Investigation of silicon carbide (SiC) mosfet s short-circuit (SC) degradation mechanism is critical to improve the overall reliability of power converters. At present, research on the SiC mosfet s degradation mechanism mainly focuses on the on -state phase of the SC period. While, ruggedness of SiC mosfet s in the off -state phase of short-circuit tests (SCTs) were neglected. In this article, SiC mosfet s degradation mechanism in the off -state phase of SCTs are investigated comprehensively.
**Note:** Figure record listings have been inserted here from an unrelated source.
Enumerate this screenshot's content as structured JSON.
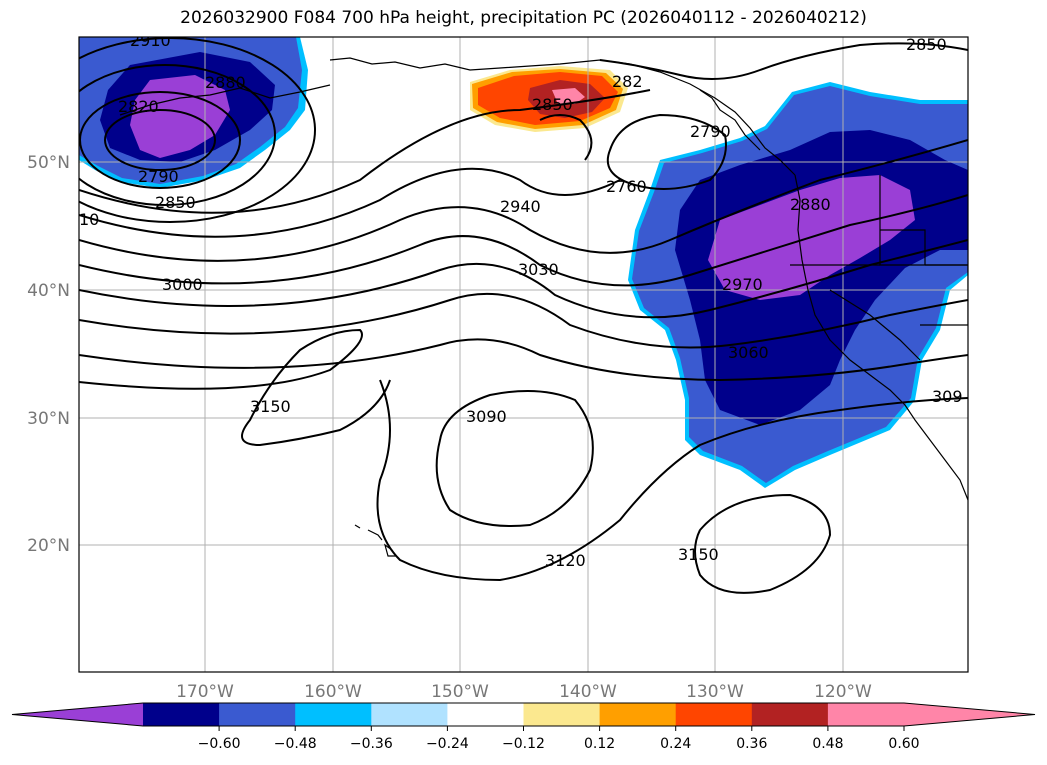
{
  "title": "2026032900 F084 700 hPa height, precipitation PC (2026040112 - 2026040212)",
  "map": {
    "lon_ticks": [
      "170°W",
      "160°W",
      "150°W",
      "140°W",
      "130°W",
      "120°W"
    ],
    "lat_ticks": [
      "50°N",
      "40°N",
      "30°N",
      "20°N"
    ],
    "contour_labels": [
      "2910",
      "2880",
      "2820",
      "2790",
      "2850",
      "10",
      "3000",
      "3150",
      "2850",
      "282",
      "2790",
      "2760",
      "2940",
      "3030",
      "3090",
      "3120",
      "3150",
      "2880",
      "2970",
      "3060",
      "309",
      "2850"
    ]
  },
  "colorbar": {
    "ticks": [
      "−0.60",
      "−0.48",
      "−0.36",
      "−0.24",
      "−0.12",
      "0.12",
      "0.24",
      "0.36",
      "0.48",
      "0.60"
    ],
    "colors": [
      "#9a3fd6",
      "#00008b",
      "#3a5ad0",
      "#00bfff",
      "#b0e2ff",
      "#ffffff",
      "#fbe88f",
      "#ff9f00",
      "#ff4500",
      "#b22222",
      "#ff85a8",
      "#ff85a8"
    ]
  }
}
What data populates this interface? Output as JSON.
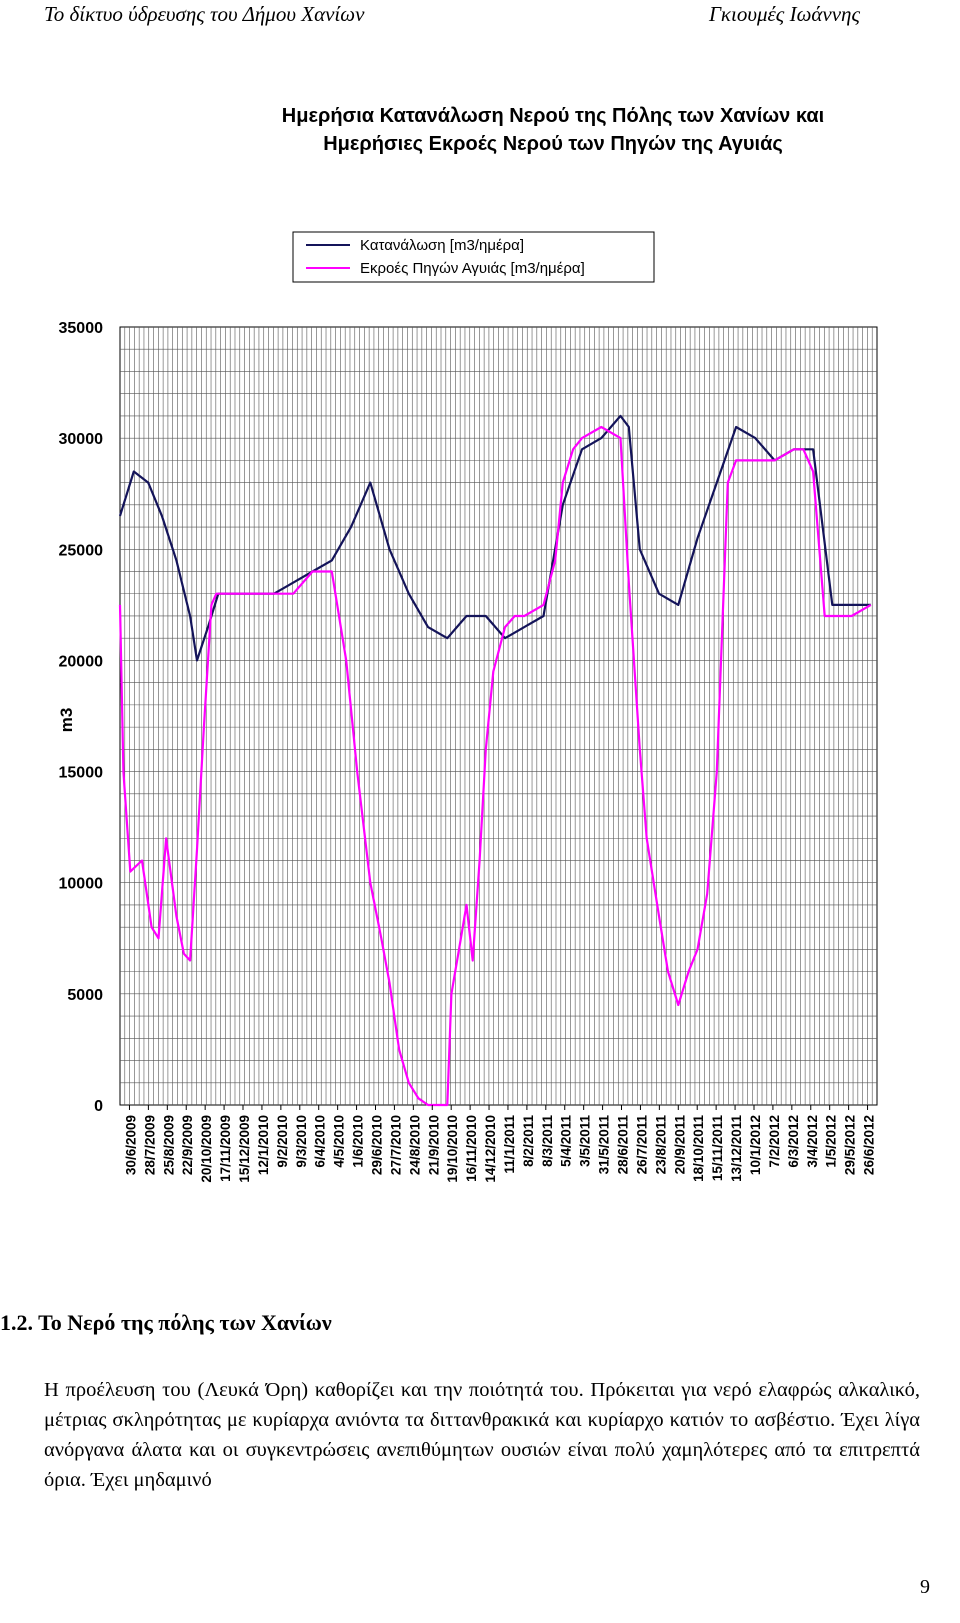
{
  "header": {
    "left": "Το δίκτυο ύδρευσης του Δήμου Χανίων",
    "right": "Γκιουμές Ιωάννης"
  },
  "chart_data": {
    "type": "line",
    "title_lines": [
      "Ημερήσια Κατανάλωση Νερού της Πόλης των Χανίων και",
      "Ημερήσιες Εκροές Νερού των Πηγών της Αγυιάς"
    ],
    "ylabel": "m3",
    "ylim": [
      0,
      35000
    ],
    "yticks": [
      0,
      5000,
      10000,
      15000,
      20000,
      25000,
      30000,
      35000
    ],
    "grid": true,
    "legend_position": "top-center",
    "x_tick_labels": [
      "30/6/2009",
      "28/7/2009",
      "25/8/2009",
      "22/9/2009",
      "20/10/2009",
      "17/11/2009",
      "15/12/2009",
      "12/1/2010",
      "9/2/2010",
      "9/3/2010",
      "6/4/2010",
      "4/5/2010",
      "1/6/2010",
      "29/6/2010",
      "27/7/2010",
      "24/8/2010",
      "21/9/2010",
      "19/10/2010",
      "16/11/2010",
      "14/12/2010",
      "11/1/2011",
      "8/2/2011",
      "8/3/2011",
      "5/4/2011",
      "3/5/2011",
      "31/5/2011",
      "28/6/2011",
      "26/7/2011",
      "23/8/2011",
      "20/9/2011",
      "18/10/2011",
      "15/11/2011",
      "13/12/2011",
      "10/1/2012",
      "7/2/2012",
      "6/3/2012",
      "3/4/2012",
      "1/5/2012",
      "29/5/2012",
      "26/6/2012"
    ],
    "series": [
      {
        "name": "Κατανάλωση [m3/ημέρα]",
        "color": "#14145a",
        "x": [
          "2009-06-30",
          "2009-07-20",
          "2009-08-10",
          "2009-08-30",
          "2009-09-20",
          "2009-10-10",
          "2009-10-20",
          "2009-11-05",
          "2009-11-20",
          "2009-12-15",
          "2010-01-12",
          "2010-02-09",
          "2010-03-09",
          "2010-04-06",
          "2010-05-04",
          "2010-06-01",
          "2010-06-29",
          "2010-07-27",
          "2010-08-24",
          "2010-09-21",
          "2010-10-19",
          "2010-11-16",
          "2010-12-14",
          "2011-01-11",
          "2011-02-08",
          "2011-03-08",
          "2011-04-05",
          "2011-05-03",
          "2011-05-31",
          "2011-06-28",
          "2011-07-10",
          "2011-07-26",
          "2011-08-23",
          "2011-09-20",
          "2011-10-18",
          "2011-11-15",
          "2011-12-13",
          "2012-01-10",
          "2012-02-07",
          "2012-03-06",
          "2012-04-03",
          "2012-05-01",
          "2012-05-29",
          "2012-06-26"
        ],
        "y": [
          26500,
          28500,
          28000,
          26500,
          24500,
          22000,
          20000,
          21500,
          23000,
          23000,
          23000,
          23000,
          23500,
          24000,
          24500,
          26000,
          28000,
          25000,
          23000,
          21500,
          21000,
          22000,
          22000,
          21000,
          21500,
          22000,
          27000,
          29500,
          30000,
          31000,
          30500,
          25000,
          23000,
          22500,
          25500,
          28000,
          30500,
          30000,
          29000,
          29500,
          29500,
          22500,
          22500,
          22500
        ]
      },
      {
        "name": "Εκροές Πηγών Αγυιάς [m3/ημέρα]",
        "color": "#ff00ff",
        "x": [
          "2009-06-30",
          "2009-07-05",
          "2009-07-15",
          "2009-08-01",
          "2009-08-15",
          "2009-08-25",
          "2009-09-05",
          "2009-09-20",
          "2009-10-01",
          "2009-10-10",
          "2009-10-20",
          "2009-10-30",
          "2009-11-10",
          "2009-11-17",
          "2009-12-15",
          "2010-01-12",
          "2010-02-09",
          "2010-03-09",
          "2010-04-06",
          "2010-05-04",
          "2010-05-25",
          "2010-06-10",
          "2010-06-29",
          "2010-07-15",
          "2010-07-27",
          "2010-08-10",
          "2010-08-24",
          "2010-09-07",
          "2010-09-21",
          "2010-10-05",
          "2010-10-19",
          "2010-10-25",
          "2010-11-05",
          "2010-11-16",
          "2010-11-25",
          "2010-12-05",
          "2010-12-14",
          "2010-12-25",
          "2011-01-11",
          "2011-01-25",
          "2011-02-08",
          "2011-03-08",
          "2011-03-25",
          "2011-04-05",
          "2011-04-20",
          "2011-05-03",
          "2011-05-31",
          "2011-06-28",
          "2011-07-10",
          "2011-07-26",
          "2011-08-05",
          "2011-08-23",
          "2011-09-05",
          "2011-09-20",
          "2011-10-05",
          "2011-10-18",
          "2011-11-01",
          "2011-11-15",
          "2011-12-01",
          "2011-12-13",
          "2012-01-10",
          "2012-02-07",
          "2012-03-06",
          "2012-03-20",
          "2012-04-03",
          "2012-04-20",
          "2012-05-01",
          "2012-05-29",
          "2012-06-26"
        ],
        "y": [
          22500,
          15000,
          10500,
          11000,
          8000,
          7500,
          12000,
          8500,
          6800,
          6500,
          11500,
          17000,
          22500,
          23000,
          23000,
          23000,
          23000,
          23000,
          24000,
          24000,
          20000,
          15000,
          10000,
          7500,
          5500,
          2500,
          1000,
          300,
          0,
          0,
          0,
          5000,
          7000,
          9000,
          6500,
          11000,
          16000,
          19500,
          21500,
          22000,
          22000,
          22500,
          24500,
          28000,
          29500,
          30000,
          30500,
          30000,
          23500,
          16000,
          12000,
          8500,
          6000,
          4500,
          6000,
          7000,
          9500,
          15000,
          28000,
          29000,
          29000,
          29000,
          29500,
          29500,
          28500,
          22000,
          22000,
          22000,
          22500
        ]
      }
    ]
  },
  "section": {
    "number": "1.2.",
    "title": "Το Νερό της πόλης των Χανίων"
  },
  "paragraph": "Η προέλευση του (Λευκά Όρη) καθορίζει και την ποιότητά του. Πρόκειται για νερό ελαφρώς αλκαλικό, μέτριας σκληρότητας με κυρίαρχα ανιόντα τα διττανθρακικά και κυρίαρχο κατιόν το ασβέστιο. Έχει λίγα ανόργανα άλατα και οι συγκεντρώσεις ανεπιθύμητων ουσιών είναι πολύ χαμηλότερες από τα επιτρεπτά όρια. Έχει μηδαμινό",
  "page_number": "9"
}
Specifically, distribution and magnitude of electrothermal stress of devices under test in the off -state phase of SCTs are analyzed by technology computer aided design (TCAD) simulation, which reveals two important phenomena: 1) the device will suffer from long-term high temperature and high electric field stress in the off -state phase when negative turn- off gate voltage ( V _gs-off ) is applied; 2) high hole current in the channel region will last for several microseconds after the device is turned off . The observed SiC mosfet s degradation in the off -state phase of SCTs is then proved by experiments, through which, the excessively low V _gs-off can reduce the SC capability of SiC mosfet s is concluded. Moreover, the degradation results of static parameters of SiC mosfet s are presented and the degradation mechanism is analyzed in detail.

中文翻译：

---

短路条件下 SiC MOSFET 的断态应力退化研究

碳化硅（SiC）的研究mosfet 的短路 (SC) 退化机制对于提高电源转换器的整体可靠性至关重要。目前，SiC 的研究mosfet 的退化机制主要集中在SC 期间的导通阶段。同时，SiC 的坚固性mosfet s 在忽略了短路测试 (SCT) 的断态阶段。在这篇文章中，碳化硅mosfet 的退化机制全面研究了 SCT 的非状态阶段。具体来说，被测器件的电热应力分布和大小通过技术计算机辅助设计（TCAD）仿真分析SCTs的断态阶段，揭示了两个重要现象：1）器件在工作过程中会遭受长期的高温和高电场应力。断态阶段，当负转 关断栅极电压（ V _{gs- off} )被应用；2）器件开启后沟道区的高空穴电流会持续几微秒离开 。观察到的碳化硅mosfet 的退化然后通过实验证明了 SCT 的关态阶段，通过该实验，过低的V _{gs- off}会降低 SiC 的 SC 能力mosfet s 结束。此外，SiC静态参数的退化结果介绍了 mosfet 并详细分析了退化机制。